Spring into April with Weyes Blood
L.A. Singer Talks Climate and Confidence
WEYES BLOOD RISING: Weyes Blood has a unique way of peering into the future and the past, both musically and stylistically. On Wednesday, April 3, the L.A. resident, a k a Natalie Mering, will return to Santa Barbara with a concert at Velvet Jones (423 State St.) in her first performance here since last playing with Father John Misty. The tones of her new album, Titanic Rising, find root in ’60s and ’70s folk rock and ’80s new age; her lyrics portray our present-day post-apocalyptic future.

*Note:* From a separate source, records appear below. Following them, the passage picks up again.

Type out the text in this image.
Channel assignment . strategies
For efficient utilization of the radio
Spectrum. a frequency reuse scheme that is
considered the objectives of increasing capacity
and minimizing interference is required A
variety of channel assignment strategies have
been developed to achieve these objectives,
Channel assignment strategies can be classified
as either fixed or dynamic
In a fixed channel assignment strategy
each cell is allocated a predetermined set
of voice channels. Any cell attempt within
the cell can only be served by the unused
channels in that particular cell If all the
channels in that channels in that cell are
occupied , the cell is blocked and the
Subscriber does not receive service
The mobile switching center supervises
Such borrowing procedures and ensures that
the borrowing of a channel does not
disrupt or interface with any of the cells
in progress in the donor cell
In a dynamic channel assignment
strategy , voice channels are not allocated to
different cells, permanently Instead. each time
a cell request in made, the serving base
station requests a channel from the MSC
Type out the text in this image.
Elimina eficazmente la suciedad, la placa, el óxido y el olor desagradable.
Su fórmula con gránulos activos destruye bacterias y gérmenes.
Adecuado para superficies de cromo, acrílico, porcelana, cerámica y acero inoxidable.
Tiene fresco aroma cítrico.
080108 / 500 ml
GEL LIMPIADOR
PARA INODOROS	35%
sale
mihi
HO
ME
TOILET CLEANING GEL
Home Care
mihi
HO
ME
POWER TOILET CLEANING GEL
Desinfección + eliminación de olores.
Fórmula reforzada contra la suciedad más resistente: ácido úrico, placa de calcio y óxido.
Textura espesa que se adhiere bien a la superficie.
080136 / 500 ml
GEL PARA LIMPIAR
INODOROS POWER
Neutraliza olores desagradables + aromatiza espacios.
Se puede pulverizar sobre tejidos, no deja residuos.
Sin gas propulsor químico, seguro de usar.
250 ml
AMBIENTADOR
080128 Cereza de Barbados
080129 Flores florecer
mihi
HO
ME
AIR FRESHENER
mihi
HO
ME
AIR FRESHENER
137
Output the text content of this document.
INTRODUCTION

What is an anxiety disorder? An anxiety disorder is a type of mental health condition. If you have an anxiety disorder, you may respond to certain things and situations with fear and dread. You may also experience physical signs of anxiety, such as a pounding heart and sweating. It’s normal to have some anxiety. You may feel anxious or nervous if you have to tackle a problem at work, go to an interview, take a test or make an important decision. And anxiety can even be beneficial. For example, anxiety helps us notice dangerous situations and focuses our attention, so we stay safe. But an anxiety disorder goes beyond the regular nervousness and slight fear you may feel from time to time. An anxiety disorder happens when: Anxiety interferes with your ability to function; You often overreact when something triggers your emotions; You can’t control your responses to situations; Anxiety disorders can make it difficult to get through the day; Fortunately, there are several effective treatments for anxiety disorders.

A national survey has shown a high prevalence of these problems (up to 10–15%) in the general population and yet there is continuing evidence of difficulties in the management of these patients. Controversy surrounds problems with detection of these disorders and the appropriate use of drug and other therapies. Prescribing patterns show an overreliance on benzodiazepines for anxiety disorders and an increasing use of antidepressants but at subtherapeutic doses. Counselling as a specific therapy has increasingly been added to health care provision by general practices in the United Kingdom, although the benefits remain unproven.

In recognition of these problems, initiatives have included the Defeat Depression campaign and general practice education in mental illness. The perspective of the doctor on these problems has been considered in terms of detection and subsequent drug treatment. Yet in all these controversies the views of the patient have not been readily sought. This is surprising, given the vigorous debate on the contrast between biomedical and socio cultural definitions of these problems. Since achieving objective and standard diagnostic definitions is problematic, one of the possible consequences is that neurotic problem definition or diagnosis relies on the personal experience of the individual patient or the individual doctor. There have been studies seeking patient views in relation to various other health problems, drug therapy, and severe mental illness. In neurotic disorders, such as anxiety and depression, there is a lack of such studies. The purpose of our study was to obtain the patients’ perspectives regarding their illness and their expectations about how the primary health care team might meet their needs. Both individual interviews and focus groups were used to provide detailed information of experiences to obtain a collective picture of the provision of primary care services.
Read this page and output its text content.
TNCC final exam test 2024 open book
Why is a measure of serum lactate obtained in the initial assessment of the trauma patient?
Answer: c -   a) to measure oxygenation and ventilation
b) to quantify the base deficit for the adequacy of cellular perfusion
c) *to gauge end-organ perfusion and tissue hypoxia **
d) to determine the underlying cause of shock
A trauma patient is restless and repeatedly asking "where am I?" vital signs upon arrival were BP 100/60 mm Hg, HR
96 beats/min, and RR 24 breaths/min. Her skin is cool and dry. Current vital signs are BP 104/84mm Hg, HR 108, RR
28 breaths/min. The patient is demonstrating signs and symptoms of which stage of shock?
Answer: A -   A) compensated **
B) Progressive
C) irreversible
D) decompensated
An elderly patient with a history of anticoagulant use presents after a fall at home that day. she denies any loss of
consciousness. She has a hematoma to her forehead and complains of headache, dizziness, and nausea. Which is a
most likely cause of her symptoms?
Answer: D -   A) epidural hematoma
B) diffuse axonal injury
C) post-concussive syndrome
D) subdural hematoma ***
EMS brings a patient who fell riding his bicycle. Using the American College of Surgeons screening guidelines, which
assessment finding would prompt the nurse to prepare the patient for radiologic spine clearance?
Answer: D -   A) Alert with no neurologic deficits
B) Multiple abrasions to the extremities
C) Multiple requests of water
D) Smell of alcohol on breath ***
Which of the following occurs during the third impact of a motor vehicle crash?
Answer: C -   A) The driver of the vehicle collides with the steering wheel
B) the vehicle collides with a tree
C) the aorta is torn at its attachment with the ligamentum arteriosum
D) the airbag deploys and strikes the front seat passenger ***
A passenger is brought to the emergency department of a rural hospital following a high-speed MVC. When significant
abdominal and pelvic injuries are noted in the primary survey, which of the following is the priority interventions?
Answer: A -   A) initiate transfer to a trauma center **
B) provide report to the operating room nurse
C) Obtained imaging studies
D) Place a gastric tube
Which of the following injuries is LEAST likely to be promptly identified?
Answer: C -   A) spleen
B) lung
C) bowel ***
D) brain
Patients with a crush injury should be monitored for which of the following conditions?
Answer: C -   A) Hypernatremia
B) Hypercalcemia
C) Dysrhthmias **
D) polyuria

“Mostly it’s about a lack of dominion over nature, the Titanic being the most symbolic tragedy for man’s hubris,” she said in a phone interview. “But instead of dealing with one singular tragic event, we’re dealing with this mass kind of rising of climate change. The whole parable is symbolic. What’s happening now is what’s happening then, just on a bigger, grander scale.”
On the cover of Titanic Rising, Mering floats in a submerged bedroom. In a way, she has maybe always been a bit nautical by nature. Growing up, “I had recurring dreams that I was on a sinking ship, saving people, even before the movie,” she said. If aboard the fated Titanic in a past life, “I’d be saving people, saving babies. I tend to panic and fear on a low-grade level every day, but when something really disastrous happens, I kick into super high gear; a kind of transcendent, save-everybody mind-set.”